[nycbug-talk] Statistical Monitoring

Wed Nov 5 11:03:51 EST 2008

>>> Once you get ganglia up and running, all it will do is provide you 
>>> with statistics and it will be up to you to figure out a way to 
>>> collect and store them and then do something meaningful with them.

The problem I have is I want TONS of graphs.  I want to graph our load 
balancer, our firewall, our CPU usage for specific processes across 
servers (apache, memcache, mysql, etc.), memory usage (free/available), 
mysql statistics (threads running, queries running, long running queries, 
average query time, seconds behind master, etc.), and much much more.  If 
I have all of these statistics being reported (and graphed), then is this 
something that reliably, a pull method can perform well?  I've used SNMP a 
lot to gather basic statistics, but I doubt I'd be able to get SNMP to 
broadcast what the current queries per second are on the local MySQL 
server easily (I know its possible - there's an SNMP module for MySQL, but 
I doubt its trivial).  Wouldn't something like this be better as a script 
running on ALL servers to gather the statistics and push those statistics 
to a centralized daemon of sorts running on the server?

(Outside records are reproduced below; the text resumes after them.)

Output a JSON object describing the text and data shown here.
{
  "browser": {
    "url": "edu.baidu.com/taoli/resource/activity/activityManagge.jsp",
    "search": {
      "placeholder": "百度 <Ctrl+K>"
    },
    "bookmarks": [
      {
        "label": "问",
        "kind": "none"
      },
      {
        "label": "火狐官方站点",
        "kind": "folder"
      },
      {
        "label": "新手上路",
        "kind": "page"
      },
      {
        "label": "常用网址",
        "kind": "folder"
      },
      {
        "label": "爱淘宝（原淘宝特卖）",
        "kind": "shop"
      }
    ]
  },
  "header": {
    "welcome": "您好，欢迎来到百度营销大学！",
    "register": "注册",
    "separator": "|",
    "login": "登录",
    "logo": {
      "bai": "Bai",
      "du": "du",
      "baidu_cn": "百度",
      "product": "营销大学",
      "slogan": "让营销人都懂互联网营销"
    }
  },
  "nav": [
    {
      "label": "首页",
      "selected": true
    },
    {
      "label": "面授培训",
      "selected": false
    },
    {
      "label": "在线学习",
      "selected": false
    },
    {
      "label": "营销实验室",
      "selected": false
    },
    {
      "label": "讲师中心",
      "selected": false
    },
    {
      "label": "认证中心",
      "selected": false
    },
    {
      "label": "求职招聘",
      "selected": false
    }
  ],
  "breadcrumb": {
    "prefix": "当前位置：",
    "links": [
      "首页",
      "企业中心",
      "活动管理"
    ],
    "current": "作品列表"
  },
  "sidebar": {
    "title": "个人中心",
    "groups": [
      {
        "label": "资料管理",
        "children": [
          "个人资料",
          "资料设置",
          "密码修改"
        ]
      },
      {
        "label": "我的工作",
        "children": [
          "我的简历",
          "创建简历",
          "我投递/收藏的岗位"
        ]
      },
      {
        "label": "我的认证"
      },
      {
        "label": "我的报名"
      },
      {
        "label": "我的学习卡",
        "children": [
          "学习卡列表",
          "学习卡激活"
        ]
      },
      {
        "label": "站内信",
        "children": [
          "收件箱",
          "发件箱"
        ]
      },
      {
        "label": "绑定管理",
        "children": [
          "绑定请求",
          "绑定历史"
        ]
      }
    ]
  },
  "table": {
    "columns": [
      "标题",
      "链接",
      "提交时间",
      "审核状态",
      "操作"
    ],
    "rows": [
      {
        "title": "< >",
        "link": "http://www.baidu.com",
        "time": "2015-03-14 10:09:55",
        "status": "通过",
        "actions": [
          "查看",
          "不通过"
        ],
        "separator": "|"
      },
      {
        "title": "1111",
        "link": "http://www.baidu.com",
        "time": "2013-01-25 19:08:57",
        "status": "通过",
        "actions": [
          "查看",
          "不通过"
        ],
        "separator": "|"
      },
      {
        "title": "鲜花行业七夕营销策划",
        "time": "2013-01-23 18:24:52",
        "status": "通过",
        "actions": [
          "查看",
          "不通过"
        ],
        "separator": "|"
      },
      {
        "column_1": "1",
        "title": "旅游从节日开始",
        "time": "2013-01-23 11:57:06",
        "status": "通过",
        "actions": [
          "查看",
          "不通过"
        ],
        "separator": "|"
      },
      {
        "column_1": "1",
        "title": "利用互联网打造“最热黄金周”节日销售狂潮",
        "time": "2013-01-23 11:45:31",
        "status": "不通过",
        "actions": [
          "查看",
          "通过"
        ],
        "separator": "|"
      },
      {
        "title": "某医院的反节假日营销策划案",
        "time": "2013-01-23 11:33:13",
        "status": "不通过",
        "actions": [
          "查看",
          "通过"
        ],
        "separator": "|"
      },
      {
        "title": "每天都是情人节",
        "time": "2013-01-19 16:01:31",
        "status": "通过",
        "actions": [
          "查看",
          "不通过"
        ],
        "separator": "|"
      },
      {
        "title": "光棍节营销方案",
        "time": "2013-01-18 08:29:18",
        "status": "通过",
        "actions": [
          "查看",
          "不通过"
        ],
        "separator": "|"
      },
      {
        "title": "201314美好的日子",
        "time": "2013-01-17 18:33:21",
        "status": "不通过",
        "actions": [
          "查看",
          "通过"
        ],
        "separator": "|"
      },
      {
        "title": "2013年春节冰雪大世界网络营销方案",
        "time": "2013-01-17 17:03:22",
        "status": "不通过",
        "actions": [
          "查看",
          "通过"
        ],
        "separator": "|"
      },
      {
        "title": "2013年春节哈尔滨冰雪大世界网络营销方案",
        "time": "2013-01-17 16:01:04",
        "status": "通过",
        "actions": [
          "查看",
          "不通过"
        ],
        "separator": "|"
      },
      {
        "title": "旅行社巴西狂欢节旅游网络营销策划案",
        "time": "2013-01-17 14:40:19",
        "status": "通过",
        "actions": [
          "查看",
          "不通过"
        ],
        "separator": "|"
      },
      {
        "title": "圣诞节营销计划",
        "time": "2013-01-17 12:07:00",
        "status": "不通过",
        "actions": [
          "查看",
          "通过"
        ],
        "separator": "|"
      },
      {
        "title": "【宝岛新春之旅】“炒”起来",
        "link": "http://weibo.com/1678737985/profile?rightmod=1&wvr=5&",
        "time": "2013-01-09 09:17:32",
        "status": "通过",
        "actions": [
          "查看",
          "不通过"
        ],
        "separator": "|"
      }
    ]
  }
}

But since I also need to graph things that are snmp-based (for instance, 
our load balancer information can only be obtained via snmp), my thoughts 
are that using cacti is most likely the best option, but I'd have to use 
the custom-graph-with-scripts option more often.  Or, like I asked, 
perhaps using ganglia to push the statistics, and then running a script on 
the cacti server to convert the ganglia data into graphs?